QR Codes on the Command Line
I recently got a new Android phone and found that QR codes were a cool, quick way to transfer URLs and text. There were a couple cases where I found it useful to automatically generate the QR code and display it on my laptop screen for me to scan with my phone.
Instead of generating the codes as a png with an existing program and opening them in my image viewer, I figured I'd hack together a quick ruby script to do the job. Here's the result.

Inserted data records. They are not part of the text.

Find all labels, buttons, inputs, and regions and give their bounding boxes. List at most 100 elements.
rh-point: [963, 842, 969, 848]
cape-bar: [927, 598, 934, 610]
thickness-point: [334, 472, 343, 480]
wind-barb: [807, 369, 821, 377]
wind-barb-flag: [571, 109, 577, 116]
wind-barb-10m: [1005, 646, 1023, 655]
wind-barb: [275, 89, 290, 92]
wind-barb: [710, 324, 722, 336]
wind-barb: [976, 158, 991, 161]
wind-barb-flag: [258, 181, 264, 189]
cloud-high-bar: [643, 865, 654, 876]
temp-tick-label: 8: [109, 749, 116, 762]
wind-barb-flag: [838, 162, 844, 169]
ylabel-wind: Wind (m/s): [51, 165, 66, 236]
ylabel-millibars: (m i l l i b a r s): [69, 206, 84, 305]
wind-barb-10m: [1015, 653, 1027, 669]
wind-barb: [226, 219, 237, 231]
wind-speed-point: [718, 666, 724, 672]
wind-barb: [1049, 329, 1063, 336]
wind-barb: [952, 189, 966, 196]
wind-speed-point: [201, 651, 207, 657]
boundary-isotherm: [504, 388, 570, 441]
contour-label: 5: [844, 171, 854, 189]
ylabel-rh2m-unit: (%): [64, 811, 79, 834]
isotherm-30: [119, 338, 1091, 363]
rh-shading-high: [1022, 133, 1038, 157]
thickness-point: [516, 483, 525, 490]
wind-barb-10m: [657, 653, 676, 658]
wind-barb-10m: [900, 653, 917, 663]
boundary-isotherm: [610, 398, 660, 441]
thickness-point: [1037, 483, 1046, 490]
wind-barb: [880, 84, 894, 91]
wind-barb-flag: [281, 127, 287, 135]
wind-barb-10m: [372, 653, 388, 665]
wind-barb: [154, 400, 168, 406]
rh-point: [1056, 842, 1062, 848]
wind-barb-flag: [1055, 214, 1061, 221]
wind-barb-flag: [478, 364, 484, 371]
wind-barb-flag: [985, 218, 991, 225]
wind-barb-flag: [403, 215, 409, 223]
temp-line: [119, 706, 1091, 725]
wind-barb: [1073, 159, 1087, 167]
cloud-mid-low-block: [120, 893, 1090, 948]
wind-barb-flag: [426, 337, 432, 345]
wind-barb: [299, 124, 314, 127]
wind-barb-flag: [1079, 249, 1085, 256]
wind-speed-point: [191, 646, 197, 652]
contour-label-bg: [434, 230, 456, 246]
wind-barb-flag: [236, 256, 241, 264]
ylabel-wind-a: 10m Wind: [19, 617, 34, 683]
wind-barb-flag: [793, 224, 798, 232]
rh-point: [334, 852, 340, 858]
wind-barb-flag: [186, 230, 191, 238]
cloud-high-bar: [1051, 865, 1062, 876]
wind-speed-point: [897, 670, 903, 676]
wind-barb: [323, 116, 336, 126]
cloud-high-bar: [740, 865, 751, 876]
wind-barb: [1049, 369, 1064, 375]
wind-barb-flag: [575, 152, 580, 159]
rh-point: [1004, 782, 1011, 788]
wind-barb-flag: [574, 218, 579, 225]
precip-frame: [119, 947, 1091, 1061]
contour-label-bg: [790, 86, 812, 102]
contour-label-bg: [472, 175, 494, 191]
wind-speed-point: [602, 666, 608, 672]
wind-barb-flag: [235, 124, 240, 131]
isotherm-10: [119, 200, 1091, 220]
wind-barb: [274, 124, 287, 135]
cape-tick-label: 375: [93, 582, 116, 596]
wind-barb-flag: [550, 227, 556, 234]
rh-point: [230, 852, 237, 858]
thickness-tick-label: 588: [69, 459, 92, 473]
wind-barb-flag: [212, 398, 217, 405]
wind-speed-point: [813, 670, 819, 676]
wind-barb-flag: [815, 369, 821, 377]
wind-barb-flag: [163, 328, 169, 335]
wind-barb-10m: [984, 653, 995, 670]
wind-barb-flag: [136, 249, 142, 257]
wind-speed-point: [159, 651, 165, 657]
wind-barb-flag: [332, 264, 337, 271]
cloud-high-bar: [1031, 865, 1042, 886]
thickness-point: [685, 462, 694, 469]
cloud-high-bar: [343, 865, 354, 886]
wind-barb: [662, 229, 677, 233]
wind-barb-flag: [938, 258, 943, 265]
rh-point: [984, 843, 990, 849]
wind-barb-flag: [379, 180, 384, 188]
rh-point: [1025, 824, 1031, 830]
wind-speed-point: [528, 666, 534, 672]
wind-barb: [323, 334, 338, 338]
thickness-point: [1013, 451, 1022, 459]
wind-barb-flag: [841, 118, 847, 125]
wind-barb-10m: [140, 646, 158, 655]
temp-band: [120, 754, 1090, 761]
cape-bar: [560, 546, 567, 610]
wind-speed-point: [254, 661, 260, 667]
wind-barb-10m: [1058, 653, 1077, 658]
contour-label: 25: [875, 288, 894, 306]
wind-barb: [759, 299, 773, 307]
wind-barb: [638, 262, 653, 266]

It encodes either its first argument or standard input to a QR code and prints that directly to the terminal with a small white border. I've found that the ZXing scanner program has a very easy time reading this. It automatically choses the smallest size of code which can fit the input, and has the lowest setting for error recovery.
Here's the script:
#!/usr/bin/env ruby
require 'rubygems'
require 'rqrcode'
LEVEL = 'l'
BLACK = "\e[40m"
WHITE = "\e[107m"
DEFAULT = "\e[49m"
SPACER = " "
text = ARGV[0] || STDIN.read
# make a qr code of the smallest possible size
qr = nil
(1..10).each do |size|
qr = RQRCode::QRCode.new(text, :level => LEVEL, :size => size) rescue next
break
end
width = qr.modules.length
puts WHITE + SPACER * (width + 2) + BLACK
width.times do |x|
print WHITE + SPACER
width.times do |y|
print (qr.is_dark(x,y) ? BLACK : WHITE ) + SPACER
end
puts WHITE + SPACER + DEFAULT
end
puts WHITE + SPACER * (width + 2) + BLACK
This requires the rqrcode gem and a terminal supporting ANSI color escape sequences (which is pretty much everything).